CodePudding user response:

Very good question!

So your approach is perfectly fine, even though I wouldn't use docker compose for your production environment. The reason being that you will definitely need to rebuild and redeploy your application container multiple times and it's better to decouple it from your database container.

In order to do that, just run something similar to this in your server:

docker run -d \
    --name my_db \
    -p 5432:5432 \
    -e POSTGRES_PASSWORD='mypassword' \
    -e POSTGRES_USER="postgres" \
    -v /var/run/postgresql:/var/run/postgresql \
    --network=mynetwork \ 
    --restart=always \
    postgres

Make sure to define a custom network and to register in it your db container as well as your web container and any other standalone service that you need (for example Redis or Celery)

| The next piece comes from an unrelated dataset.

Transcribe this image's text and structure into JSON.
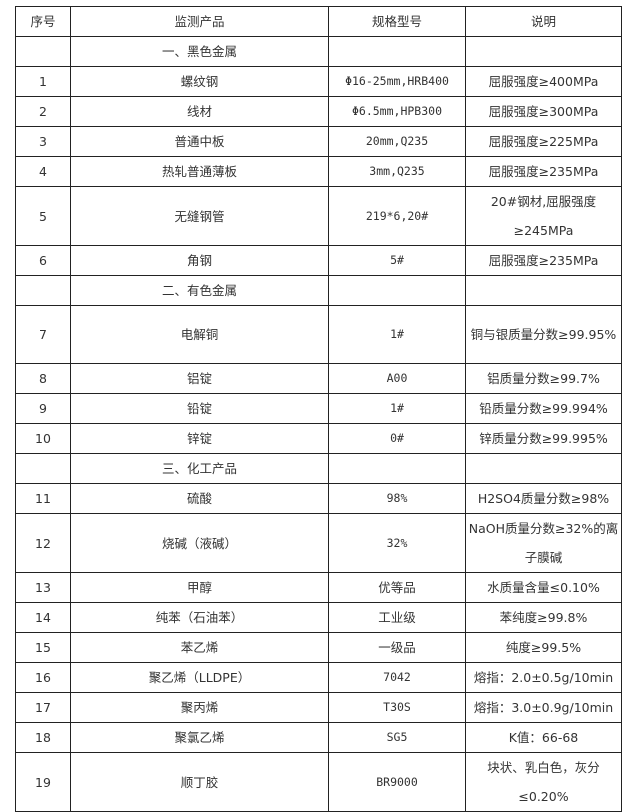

The advantage of the Digital Ocean databases is that they are fully managed. Meaning that you can use their infrastructure to handle backups, and that it would run on a separate server that you can scale up and down based on need.

If I were you I would start with a PostgreSQL container in your server, making sure to define a volume so that even if your server instance crashes the data will be stored on file and will be there waiting for you when you restart the server and db.

Then as your needs evolve you can migrate your data on a more reliable and flexible system. This can be a Digital Ocean database or AWS RDS or a number of others. DB migrations can be a bit scary but nowadays there are plenty of tools to help you with those too.